Jean Adams, Jack Razumich and Kelli Conkin in a scene from "The Trip to Bountiful"

Jean Adams, Jack Razumich and Kelli Conkin in a scene from “The Trip to Bountiful”

The Trip to Bountiful by Horton Foote is the first of three American classics that Mrs. K and I are seeing this weekend. The play is being presented in the uniquely beautiful Scottish Rite Cathedral in downtown Indianapolis, which was a huge treat to visit in itself. We attended the show’s preview night. Directed by Matthew Socey, the play is the story of elderly Carrie Watts, who feels very confined, living in a three room Houston, Texas apartment in the 1940s with her put-upon son, Ludie and her flighty, unhappy daughter-in-law, Jessie Mae. She longs to return to the family homestead in Bountiful, near the gulf, before she dies. She has tried to escape to there before, but has aways been unsuccessful, which has increased the tension in the cramped household.

Local stage veteran Jean Adams takes the role of Carrie and does a masterful job with it. Her adroit character portrayal is the glue that holds this production together as she projects understated emotion, peppered with Mother Watts’ sweet memories and joys. Jack Razumich is visually pained as the wishy-washy Ludie Watts. Through body language and a stuttering delivery, he creates a character at once wanting to do right by his aging mother and yet struggling to do what his self-possessed, equally troubled wife needs of him. No doubt, this is a man caught in the middle. Kelli Conkin’s Jessie Mae is self-centered and at times, immature – just right for Foote’s most disturbing character. Her portrayal makes you feel both sorry for her in her denseness and a bit outraged by her shoddy treatment of her mother-in-law. Note: Both Ms. Adams and Ms. Conkin are recreating roles they recently played at Mud Creek Players.

Kelly Gualdoni appears as Thelma, a young woman Mother Watts encounters on her escape from Houston. The bus scene between Ms. Gualdoni’s Thelma and Ms. Adams’ Carrie is one of the best in the play, with wonderful turns by each actress as they form a caring alliance. Jonathan A. Holden II handles the part of the helpful sheriff, and other smaller roles of various bus line workers are nicely done by Holden, Cliff Dennis and Bill Perkins.
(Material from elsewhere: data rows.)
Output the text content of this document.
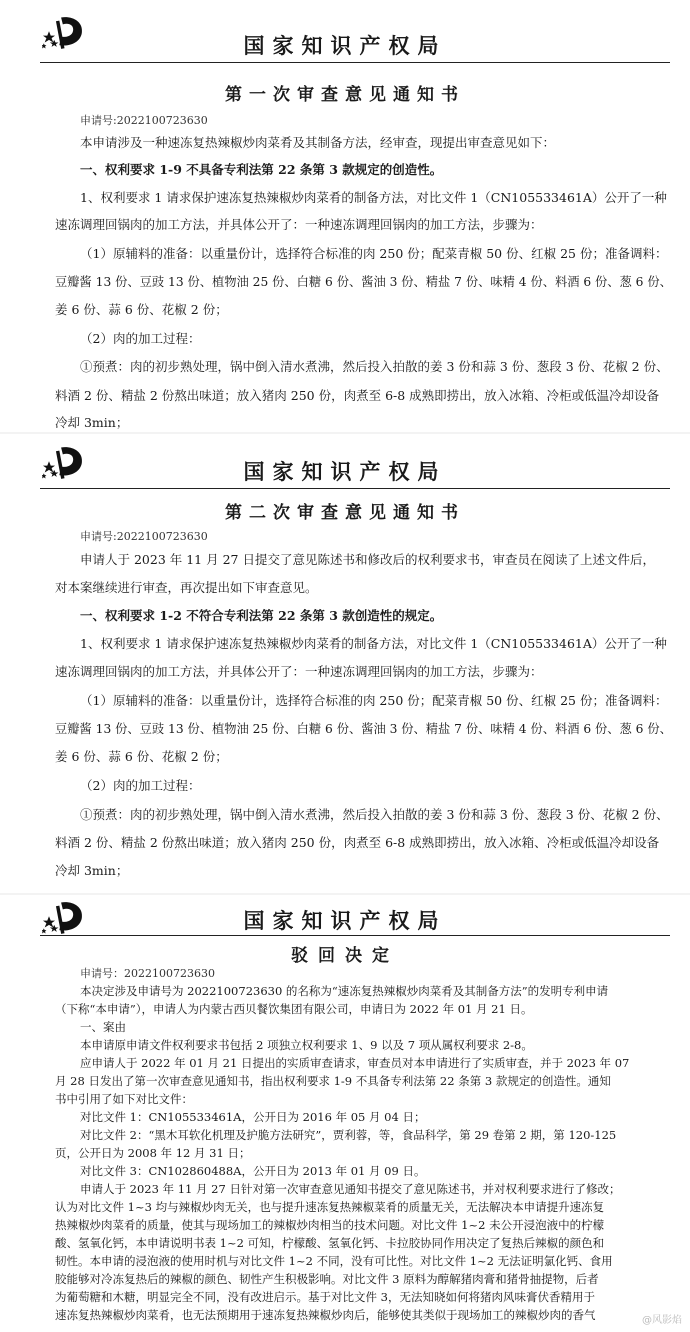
国家知识产权局
第一次审查意见通知书
申请号:2022100723630
本申请涉及一种速冻复热辣椒炒肉菜肴及其制备方法，经审查，现提出审查意见如下：
一、权利要求 1-9 不具备专利法第 22 条第 3 款规定的创造性。
1、权利要求 1 请求保护速冻复热辣椒炒肉菜肴的制备方法，对比文件 1（CN105533461A）公开了一种
速冻调理回锅肉的加工方法，并具体公开了：一种速冻调理回锅肉的加工方法，步骤为：
（1）原辅料的准备：以重量份计，选择符合标准的肉 250 份；配菜青椒 50 份、红椒 25 份；准备调料：
豆瓣酱 13 份、豆豉 13 份、植物油 25 份、白糖 6 份、酱油 3 份、精盐 7 份、味精 4 份、料酒 6 份、葱 6 份、
姜 6 份、蒜 6 份、花椒 2 份；
（2）肉的加工过程：
①预煮：肉的初步熟处理，锅中倒入清水煮沸，然后投入拍散的姜 3 份和蒜 3 份、葱段 3 份、花椒 2 份、
料酒 2 份、精盐 2 份熬出味道；放入猪肉 250 份，肉煮至 6-8 成熟即捞出，放入冰箱、冷柜或低温冷却设备
冷却 3min；
国家知识产权局
第二次审查意见通知书
申请号:2022100723630
申请人于 2023 年 11 月 27 日提交了意见陈述书和修改后的权利要求书，审查员在阅读了上述文件后，
对本案继续进行审查，再次提出如下审查意见。
一、权利要求 1-2 不符合专利法第 22 条第 3 款创造性的规定。
1、权利要求 1 请求保护速冻复热辣椒炒肉菜肴的制备方法，对比文件 1（CN105533461A）公开了一种
速冻调理回锅肉的加工方法，并具体公开了：一种速冻调理回锅肉的加工方法，步骤为：
（1）原辅料的准备：以重量份计，选择符合标准的肉 250 份；配菜青椒 50 份、红椒 25 份；准备调料：
豆瓣酱 13 份、豆豉 13 份、植物油 25 份、白糖 6 份、酱油 3 份、精盐 7 份、味精 4 份、料酒 6 份、葱 6 份、
姜 6 份、蒜 6 份、花椒 2 份；
（2）肉的加工过程：
①预煮：肉的初步熟处理，锅中倒入清水煮沸，然后投入拍散的姜 3 份和蒜 3 份、葱段 3 份、花椒 2 份、
料酒 2 份、精盐 2 份熬出味道；放入猪肉 250 份，肉煮至 6-8 成熟即捞出，放入冰箱、冷柜或低温冷却设备
冷却 3min；
国家知识产权局
驳回决定
申请号：2022100723630
本决定涉及申请号为 2022100723630 的名称为“速冻复热辣椒炒肉菜肴及其制备方法”的发明专利申请
（下称“本申请”），申请人为内蒙古西贝餐饮集团有限公司，申请日为 2022 年 01 月 21 日。
一、案由
本申请原申请文件权利要求书包括 2 项独立权利要求 1、9 以及 7 项从属权利要求 2-8。
应申请人于 2022 年 01 月 21 日提出的实质审查请求，审查员对本申请进行了实质审查，并于 2023 年 07
月 28 日发出了第一次审查意见通知书，指出权利要求 1-9 不具备专利法第 22 条第 3 款规定的创造性。通知
书中引用了如下对比文件：
对比文件 1：CN105533461A，公开日为 2016 年 05 月 04 日；
对比文件 2：“黑木耳软化机理及护脆方法研究”，贾利蓉，等，食品科学，第 29 卷第 2 期，第 120-125
页，公开日为 2008 年 12 月 31 日；
对比文件 3：CN102860488A，公开日为 2013 年 01 月 09 日。
申请人于 2023 年 11 月 27 日针对第一次审查意见通知书提交了意见陈述书，并对权利要求进行了修改；
认为对比文件 1~3 均与辣椒炒肉无关，也与提升速冻复热辣椒菜肴的质量无关，无法解决本申请提升速冻复
热辣椒炒肉菜肴的质量，使其与现场加工的辣椒炒肉相当的技术问题。对比文件 1~2 未公开浸泡液中的柠檬
酸、氢氧化钙，本申请说明书表 1~2 可知，柠檬酸、氢氧化钙、卡拉胶协同作用决定了复热后辣椒的颜色和
韧性。本申请的浸泡液的使用时机与对比文件 1~2 不同，没有可比性。对比文件 1~2 无法证明氯化钙、食用
胶能够对冷冻复热后的辣椒的颜色、韧性产生积极影响。对比文件 3 原料为醇解猪肉膏和猪骨抽提物，后者
为葡萄糖和木糖，明显完全不同，没有改进启示。基于对比文件 3，无法知晓如何将猪肉风味膏伏香精用于
速冻复热辣椒炒肉菜肴，也无法预期用于速冻复热辣椒炒肉后，能够使其类似于现场加工的辣椒炒肉的香气	@风影焰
Altogether, Socey has used his very well-cast troupe to weave an emotional and insightful story. Though I thought the energy in the first scenes was a bit low, I understand the understated approach the director was aiming for here, plus, I know that with a fuller audience and the energy they will provide, such levels will naturally be higher. For me, the play took off in the bus scene I have previously alluded to. From that point on, Carrie Watts’ stories of her sweet, romanticized past and of her sad, family woes, join hands and carry us through to the conclusion. We are meant to feel bad for Mother Watts and we do – but we also wind up seeing hopeful possiblities for this flawed family.

Let me write a bit about the wonderful theatre space this show is presented in. If you have never been to Scottish Rite Cathedral, I am certain you have seen it from the street and wondered about this downtown castle. Part of the pleasure of seeing this show is that it is done in this remarkable building. When you come to see this play – give yourself a little extra time to arrive early so that your eyes can feast on the unbelievable interior in the theatre area. Carved wood, ornate fixtures and a serene atmosphere await you. Come see this very meaningful show, come gaze on this space as a bonus.

The Trip to Bountiful opens tonight (3/1/13) and continues March 2, 8 and 9 with a 7:30 curtain. One matinee will be offered March 9 at 3pm. Parking is free at the building lot with an entrance off New York St. No reservations are necessary.